Each year, the NPC confers its Aubuchon award on people whose work and lives have advanced the cause of press freedom and transparency. The annual award goes to one domestic recipient and one international one.
This year, for the first time, the Club is honoring a group of people—whistleblowers--rather than an individual person.
Angela Greiling Keane, a Bloomberg News reporter, said: "By conferring its domestic award on The Whistleblower, the Club is not only honoring those who have bravely stepped forward to become sources for news stories, often at personal risk to themselves or their careers. It is also recognizing a person whose identity is not yet known—who may be trying to decide whether to speak to a reporter about wrongdoing at a government agency or corporation. In honoring The Whistleblower, the Club is acknowledging that, without sources, reporters can't do their jobs and our democracy can't properly function."
The decision to honor The Whistleblower is also a way of highlighting the extent to which people who speak to the press are increasingly under siege.
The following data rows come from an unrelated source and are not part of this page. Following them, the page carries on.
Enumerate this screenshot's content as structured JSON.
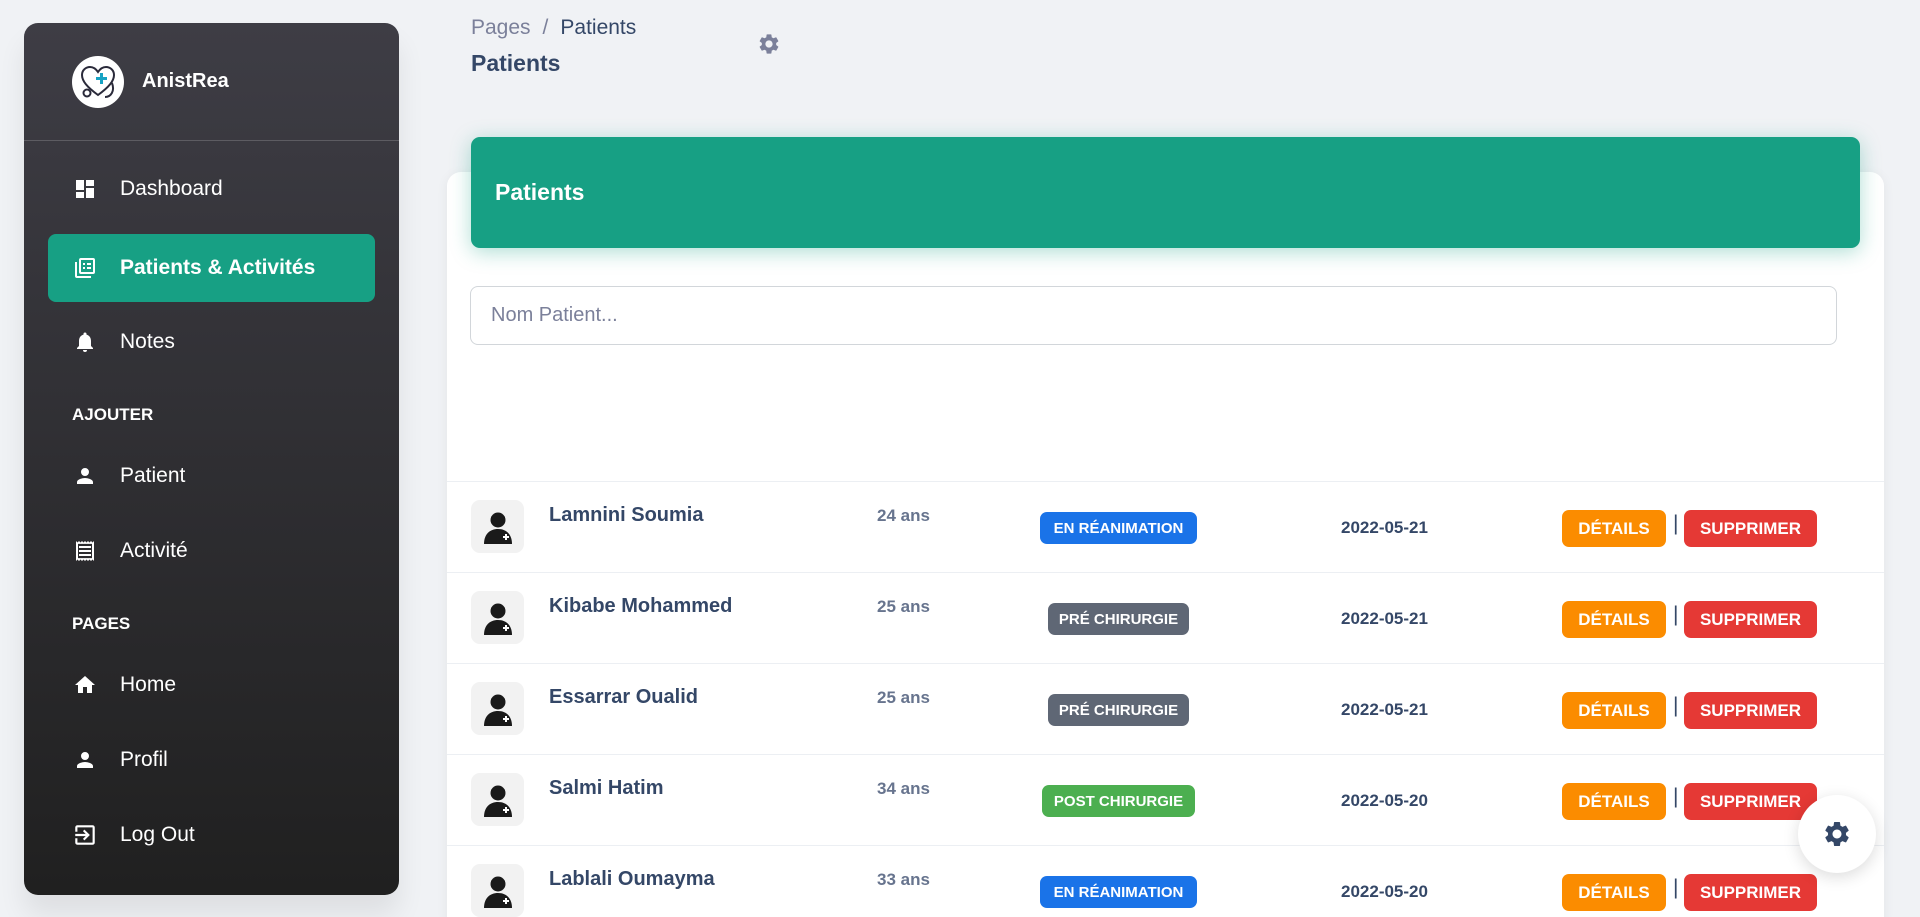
{
  "brand": {
    "name": "AnistRea",
    "logo_icon": "heart-stethoscope-icon"
  },
  "sidebar": {
    "items": [
      {
        "label": "Dashboard",
        "icon": "dashboard-icon"
      },
      {
        "label": "Patients & Activités",
        "icon": "patients-activities-icon",
        "active": true
      },
      {
        "label": "Notes",
        "icon": "bell-icon"
      }
    ],
    "section_add": "AJOUTER",
    "add_items": [
      {
        "label": "Patient",
        "icon": "person-icon"
      },
      {
        "label": "Activité",
        "icon": "receipt-icon"
      }
    ],
    "section_pages": "PAGES",
    "page_items": [
      {
        "label": "Home",
        "icon": "home-icon"
      },
      {
        "label": "Profil",
        "icon": "person-icon"
      },
      {
        "label": "Log Out",
        "icon": "logout-icon"
      }
    ]
  },
  "header": {
    "breadcrumb_root": "Pages",
    "breadcrumb_sep": "/",
    "breadcrumb_current": "Patients",
    "title": "Patients"
  },
  "card": {
    "title": "Patients",
    "search_placeholder": "Nom Patient..."
  },
  "patients": [
    {
      "name": "Lamnini Soumia",
      "age": "24 ans",
      "status": "EN RÉANIMATION",
      "status_color": "#1A73E8",
      "date": "2022-05-21"
    },
    {
      "name": "Kibabe Mohammed",
      "age": "25 ans",
      "status": "PRÉ CHIRURGIE",
      "status_color": "#5F6775",
      "date": "2022-05-21"
    },
    {
      "name": "Essarrar Oualid",
      "age": "25 ans",
      "status": "PRÉ CHIRURGIE",
      "status_color": "#5F6775",
      "date": "2022-05-21"
    },
    {
      "name": "Salmi Hatim",
      "age": "34 ans",
      "status": "POST CHIRURGIE",
      "status_color": "#4CAF50",
      "date": "2022-05-20"
    },
    {
      "name": "Lablali Oumayma",
      "age": "33 ans",
      "status": "EN RÉANIMATION",
      "status_color": "#1A73E8",
      "date": "2022-05-20"
    }
  ],
  "actions": {
    "details": "DÉTAILS",
    "delete": "SUPPRIMER",
    "separator": "|"
  },
  "colors": {
    "accent": "#17A084",
    "details": "#FB8C00",
    "delete": "#E53935"
  }
}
The threats to sources run along a spectrum. On the lower end, they include a growing tendency to forbid officials and executives from speaking with reporters on the record or on background without handlers present. On the higher end, they include government attempts to prosecute whistleblowers under espionage laws and to try to compel reporters to disclose confidential sources. Sources are increasingly at risk because of the ease with which digital communications can be monitored.